Reconnaissant, le merle construisit son nid dans les branches du pin, juste à côté du sapin, comme on le lui avait conseillé. Chaque jour, il savourait les baies de genévrier. Heureux avec ses trois nouveaux amis, il leur chantait tous les matins sa plus belle mélodie en guise de remerciement.
Lorsque le Vent du nord fit son apparition, un frisson parcourut la forêt. Il s’attaqua d’abord au chêne, arrachant et dispersant ses feuilles, jusqu’à former un immense tapis sur le sol. Puis il se tourna vers le bouleau, lui dérobant ses feuilles avec un rire moqueur. Le bouleau tenta de résister, mais le vent du nord était plus puissant. Après son passage, il se retrouva dénudé et grelottant.
Le saule subit le même sort, le vent du nord l’enveloppa et lui vola également ses feuilles.
Enfin, il arriva au sapin, au pin et au genévrier.
— Ah, voilà d’autres arbres verts ! s’exclama joyeusement le Vent.
— Halte-là, retentit une voix puissante. C’était le roi Hiver qui traversait les bois, ses cheveux blancs comme la neige et des stalactites dans les mains.

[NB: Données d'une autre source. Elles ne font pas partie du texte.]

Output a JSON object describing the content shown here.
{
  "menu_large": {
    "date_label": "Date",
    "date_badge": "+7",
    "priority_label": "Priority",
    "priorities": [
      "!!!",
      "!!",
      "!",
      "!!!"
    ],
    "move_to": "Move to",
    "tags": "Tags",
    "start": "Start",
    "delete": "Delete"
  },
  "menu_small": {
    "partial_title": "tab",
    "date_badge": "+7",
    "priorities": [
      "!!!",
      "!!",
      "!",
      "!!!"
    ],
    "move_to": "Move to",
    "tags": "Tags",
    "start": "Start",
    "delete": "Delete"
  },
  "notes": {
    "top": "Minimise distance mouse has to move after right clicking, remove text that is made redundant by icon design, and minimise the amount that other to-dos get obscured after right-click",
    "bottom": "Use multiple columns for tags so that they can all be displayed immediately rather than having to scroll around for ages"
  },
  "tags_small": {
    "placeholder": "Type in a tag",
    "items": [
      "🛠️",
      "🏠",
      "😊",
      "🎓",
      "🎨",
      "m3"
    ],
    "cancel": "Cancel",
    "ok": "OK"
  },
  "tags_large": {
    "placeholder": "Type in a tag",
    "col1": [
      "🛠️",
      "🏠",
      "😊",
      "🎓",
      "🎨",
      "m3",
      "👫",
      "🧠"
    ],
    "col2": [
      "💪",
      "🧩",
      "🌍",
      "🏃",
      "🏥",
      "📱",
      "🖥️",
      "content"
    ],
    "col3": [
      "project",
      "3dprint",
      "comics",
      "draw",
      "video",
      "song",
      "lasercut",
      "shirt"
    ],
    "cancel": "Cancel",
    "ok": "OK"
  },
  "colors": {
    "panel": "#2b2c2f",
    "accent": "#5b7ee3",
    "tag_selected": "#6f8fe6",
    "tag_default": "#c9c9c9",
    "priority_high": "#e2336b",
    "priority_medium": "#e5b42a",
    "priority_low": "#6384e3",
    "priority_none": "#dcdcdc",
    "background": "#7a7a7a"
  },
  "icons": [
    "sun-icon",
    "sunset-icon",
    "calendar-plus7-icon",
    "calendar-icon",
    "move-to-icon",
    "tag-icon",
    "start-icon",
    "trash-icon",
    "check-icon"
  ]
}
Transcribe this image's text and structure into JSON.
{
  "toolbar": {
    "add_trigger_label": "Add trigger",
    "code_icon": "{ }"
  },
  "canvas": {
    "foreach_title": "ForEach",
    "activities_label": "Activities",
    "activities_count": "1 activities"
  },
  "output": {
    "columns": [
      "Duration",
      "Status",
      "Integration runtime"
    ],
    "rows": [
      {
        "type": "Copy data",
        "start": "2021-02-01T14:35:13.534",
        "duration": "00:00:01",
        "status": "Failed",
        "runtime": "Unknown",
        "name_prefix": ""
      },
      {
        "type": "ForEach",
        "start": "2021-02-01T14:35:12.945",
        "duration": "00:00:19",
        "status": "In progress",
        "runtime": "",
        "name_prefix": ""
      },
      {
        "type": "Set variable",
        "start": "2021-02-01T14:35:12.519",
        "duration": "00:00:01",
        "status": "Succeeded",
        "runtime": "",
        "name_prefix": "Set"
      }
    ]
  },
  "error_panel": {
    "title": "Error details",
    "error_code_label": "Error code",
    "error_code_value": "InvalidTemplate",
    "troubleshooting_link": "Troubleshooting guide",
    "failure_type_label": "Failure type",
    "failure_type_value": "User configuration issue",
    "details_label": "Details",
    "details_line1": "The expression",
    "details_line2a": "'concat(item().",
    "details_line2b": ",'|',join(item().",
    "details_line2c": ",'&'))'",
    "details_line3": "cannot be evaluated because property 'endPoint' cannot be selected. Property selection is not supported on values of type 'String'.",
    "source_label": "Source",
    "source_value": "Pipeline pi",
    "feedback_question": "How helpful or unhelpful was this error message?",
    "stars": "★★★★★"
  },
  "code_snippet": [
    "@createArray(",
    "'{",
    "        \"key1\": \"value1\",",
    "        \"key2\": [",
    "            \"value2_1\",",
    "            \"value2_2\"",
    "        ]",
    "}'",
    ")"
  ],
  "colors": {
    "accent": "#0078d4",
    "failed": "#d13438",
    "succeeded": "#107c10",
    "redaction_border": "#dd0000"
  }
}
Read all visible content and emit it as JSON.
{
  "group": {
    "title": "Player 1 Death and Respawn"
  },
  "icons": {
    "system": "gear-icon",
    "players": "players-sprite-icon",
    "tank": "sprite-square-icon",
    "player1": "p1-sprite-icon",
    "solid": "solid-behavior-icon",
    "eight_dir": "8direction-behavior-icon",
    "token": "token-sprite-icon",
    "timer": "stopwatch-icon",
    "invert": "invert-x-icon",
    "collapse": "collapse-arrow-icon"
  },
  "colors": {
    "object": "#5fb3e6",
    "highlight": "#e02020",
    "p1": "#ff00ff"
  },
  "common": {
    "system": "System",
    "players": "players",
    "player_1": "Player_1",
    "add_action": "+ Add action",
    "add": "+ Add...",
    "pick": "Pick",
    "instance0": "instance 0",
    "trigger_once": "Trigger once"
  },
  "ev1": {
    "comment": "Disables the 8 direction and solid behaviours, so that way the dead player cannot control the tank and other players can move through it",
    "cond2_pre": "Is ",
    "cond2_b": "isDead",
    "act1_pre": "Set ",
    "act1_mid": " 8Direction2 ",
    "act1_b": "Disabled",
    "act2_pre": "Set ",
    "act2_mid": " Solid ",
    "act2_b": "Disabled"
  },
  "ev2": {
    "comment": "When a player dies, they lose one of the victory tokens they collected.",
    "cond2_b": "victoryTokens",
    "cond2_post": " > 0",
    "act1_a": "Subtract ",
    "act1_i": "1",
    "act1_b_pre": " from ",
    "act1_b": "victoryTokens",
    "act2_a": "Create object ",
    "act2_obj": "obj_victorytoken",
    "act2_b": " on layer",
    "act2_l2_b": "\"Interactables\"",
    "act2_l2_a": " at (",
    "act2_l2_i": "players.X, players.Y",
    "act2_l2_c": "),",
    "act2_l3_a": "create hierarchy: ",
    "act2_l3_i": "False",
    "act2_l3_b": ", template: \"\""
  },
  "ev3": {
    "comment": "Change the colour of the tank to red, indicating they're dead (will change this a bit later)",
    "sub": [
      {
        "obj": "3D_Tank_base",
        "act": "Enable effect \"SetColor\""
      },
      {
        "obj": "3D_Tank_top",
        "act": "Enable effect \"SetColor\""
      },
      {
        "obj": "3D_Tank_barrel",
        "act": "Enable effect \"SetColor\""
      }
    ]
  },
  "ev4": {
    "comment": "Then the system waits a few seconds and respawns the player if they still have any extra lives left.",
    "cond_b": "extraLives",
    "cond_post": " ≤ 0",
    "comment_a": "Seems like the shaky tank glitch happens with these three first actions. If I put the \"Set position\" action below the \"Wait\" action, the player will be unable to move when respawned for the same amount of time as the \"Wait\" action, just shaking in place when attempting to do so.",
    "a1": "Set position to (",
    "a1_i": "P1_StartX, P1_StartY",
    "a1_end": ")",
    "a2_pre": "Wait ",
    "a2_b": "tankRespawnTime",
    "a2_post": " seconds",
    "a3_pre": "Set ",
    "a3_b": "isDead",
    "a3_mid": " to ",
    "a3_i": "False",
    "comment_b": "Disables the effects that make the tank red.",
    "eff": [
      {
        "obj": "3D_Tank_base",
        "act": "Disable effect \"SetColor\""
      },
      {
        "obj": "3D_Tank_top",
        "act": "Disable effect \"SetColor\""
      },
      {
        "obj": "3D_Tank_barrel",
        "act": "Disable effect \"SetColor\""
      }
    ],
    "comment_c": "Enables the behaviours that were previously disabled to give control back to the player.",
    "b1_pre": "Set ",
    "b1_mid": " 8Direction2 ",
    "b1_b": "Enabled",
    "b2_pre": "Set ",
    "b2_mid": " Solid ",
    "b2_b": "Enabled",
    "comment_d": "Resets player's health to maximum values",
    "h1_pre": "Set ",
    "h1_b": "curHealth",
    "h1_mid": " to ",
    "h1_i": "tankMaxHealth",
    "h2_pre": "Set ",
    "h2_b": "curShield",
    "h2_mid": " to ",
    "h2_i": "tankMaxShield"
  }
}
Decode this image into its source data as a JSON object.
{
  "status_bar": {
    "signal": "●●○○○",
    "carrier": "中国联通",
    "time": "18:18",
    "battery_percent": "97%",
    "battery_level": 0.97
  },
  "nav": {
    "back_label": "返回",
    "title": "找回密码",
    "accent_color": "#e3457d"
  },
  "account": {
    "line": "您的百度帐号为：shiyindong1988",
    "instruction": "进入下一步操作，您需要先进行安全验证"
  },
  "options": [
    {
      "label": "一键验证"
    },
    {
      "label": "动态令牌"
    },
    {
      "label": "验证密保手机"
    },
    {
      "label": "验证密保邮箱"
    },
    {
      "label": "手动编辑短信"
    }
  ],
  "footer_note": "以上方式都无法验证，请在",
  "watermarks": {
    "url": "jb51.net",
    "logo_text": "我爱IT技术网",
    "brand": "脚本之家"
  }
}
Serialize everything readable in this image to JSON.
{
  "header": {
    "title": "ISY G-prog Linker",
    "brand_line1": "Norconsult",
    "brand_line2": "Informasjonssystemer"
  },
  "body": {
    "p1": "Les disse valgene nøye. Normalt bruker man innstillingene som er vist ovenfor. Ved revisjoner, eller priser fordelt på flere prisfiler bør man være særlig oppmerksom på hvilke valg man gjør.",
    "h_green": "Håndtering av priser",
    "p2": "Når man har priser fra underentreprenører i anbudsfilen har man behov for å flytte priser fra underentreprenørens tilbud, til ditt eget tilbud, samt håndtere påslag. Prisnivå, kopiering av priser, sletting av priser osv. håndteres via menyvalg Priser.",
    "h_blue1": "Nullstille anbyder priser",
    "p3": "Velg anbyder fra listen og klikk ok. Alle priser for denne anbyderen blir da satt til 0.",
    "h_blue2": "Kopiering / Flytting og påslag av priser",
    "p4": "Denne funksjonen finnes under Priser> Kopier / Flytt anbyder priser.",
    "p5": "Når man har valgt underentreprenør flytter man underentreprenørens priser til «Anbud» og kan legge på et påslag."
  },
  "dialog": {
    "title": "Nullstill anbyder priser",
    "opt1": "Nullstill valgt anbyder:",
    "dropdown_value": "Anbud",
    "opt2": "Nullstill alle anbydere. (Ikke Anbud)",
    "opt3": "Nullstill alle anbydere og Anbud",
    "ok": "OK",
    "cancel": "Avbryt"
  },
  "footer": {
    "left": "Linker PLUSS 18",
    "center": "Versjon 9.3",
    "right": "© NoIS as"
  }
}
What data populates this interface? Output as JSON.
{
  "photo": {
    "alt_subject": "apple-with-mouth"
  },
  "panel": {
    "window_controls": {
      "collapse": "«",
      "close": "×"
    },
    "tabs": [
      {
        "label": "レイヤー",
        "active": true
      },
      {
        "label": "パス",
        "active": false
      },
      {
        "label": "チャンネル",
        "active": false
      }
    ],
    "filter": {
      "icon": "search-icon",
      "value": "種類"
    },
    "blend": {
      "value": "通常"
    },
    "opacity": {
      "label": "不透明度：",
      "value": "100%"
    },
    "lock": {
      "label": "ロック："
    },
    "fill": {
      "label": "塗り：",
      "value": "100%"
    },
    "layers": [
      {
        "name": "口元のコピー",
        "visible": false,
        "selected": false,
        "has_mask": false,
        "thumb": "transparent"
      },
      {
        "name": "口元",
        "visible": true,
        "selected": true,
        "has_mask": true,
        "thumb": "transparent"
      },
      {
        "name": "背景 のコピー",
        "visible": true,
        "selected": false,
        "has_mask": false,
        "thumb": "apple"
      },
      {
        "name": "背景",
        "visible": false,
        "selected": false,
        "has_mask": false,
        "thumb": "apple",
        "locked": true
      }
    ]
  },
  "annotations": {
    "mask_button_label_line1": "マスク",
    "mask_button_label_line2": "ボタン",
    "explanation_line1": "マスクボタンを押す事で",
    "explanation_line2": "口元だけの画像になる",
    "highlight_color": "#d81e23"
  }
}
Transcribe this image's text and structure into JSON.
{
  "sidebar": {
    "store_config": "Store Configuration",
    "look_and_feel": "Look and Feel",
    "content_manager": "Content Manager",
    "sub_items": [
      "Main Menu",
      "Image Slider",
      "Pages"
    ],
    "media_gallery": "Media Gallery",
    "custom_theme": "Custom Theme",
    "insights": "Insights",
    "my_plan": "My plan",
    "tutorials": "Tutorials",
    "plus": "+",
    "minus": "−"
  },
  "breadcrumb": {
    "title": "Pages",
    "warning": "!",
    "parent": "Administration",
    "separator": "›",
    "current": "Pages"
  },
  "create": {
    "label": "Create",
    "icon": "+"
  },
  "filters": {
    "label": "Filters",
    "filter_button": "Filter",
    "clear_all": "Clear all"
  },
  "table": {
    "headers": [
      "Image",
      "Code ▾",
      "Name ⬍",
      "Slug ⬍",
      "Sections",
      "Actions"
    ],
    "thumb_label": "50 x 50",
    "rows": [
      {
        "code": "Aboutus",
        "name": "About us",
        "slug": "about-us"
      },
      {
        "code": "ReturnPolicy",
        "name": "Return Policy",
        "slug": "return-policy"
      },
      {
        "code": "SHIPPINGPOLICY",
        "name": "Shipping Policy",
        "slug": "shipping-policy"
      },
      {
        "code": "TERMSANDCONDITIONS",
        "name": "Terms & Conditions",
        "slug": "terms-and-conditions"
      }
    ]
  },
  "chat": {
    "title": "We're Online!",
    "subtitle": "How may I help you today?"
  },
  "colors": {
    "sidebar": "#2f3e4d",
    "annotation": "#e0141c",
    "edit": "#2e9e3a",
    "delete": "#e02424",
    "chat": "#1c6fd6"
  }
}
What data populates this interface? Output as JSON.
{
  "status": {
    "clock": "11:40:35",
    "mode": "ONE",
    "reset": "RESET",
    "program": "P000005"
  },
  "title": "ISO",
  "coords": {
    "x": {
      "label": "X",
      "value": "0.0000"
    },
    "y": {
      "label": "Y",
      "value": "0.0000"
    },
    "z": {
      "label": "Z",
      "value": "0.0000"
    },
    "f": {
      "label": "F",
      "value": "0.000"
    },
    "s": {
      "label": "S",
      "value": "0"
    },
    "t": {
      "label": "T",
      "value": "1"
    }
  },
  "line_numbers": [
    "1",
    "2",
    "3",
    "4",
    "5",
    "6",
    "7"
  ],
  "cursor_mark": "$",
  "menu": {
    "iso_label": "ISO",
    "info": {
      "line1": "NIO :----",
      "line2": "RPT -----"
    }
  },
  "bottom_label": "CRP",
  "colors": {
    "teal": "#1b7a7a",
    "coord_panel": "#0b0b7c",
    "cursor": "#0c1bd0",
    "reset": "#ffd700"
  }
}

— Épargne ces trois arbres de ton souffle glacial, ordonna-t-il. Ils offrent refuge et nourriture à notre ami le merle pour l’hiver. Laisse-les tranquilles.
Le Vent du nord, surpris, jeta un regard à travers les branches du pin et aperçut le petit merle blotti dans son nid. Ému, il déclara :
— Vous avez raison ! Je vais les laisser en paix.
Ainsi, grâce à la bienveillance du roi Hiver et du Vent du nord, le sapin, le pin et le genévrier demeurèrent verdoyants et hospitaliers, offrant au merle un hiver douillet et protégé.
Et depuis ce jour, tous les pins, sapins et genévriers restent verts, été comme hiver.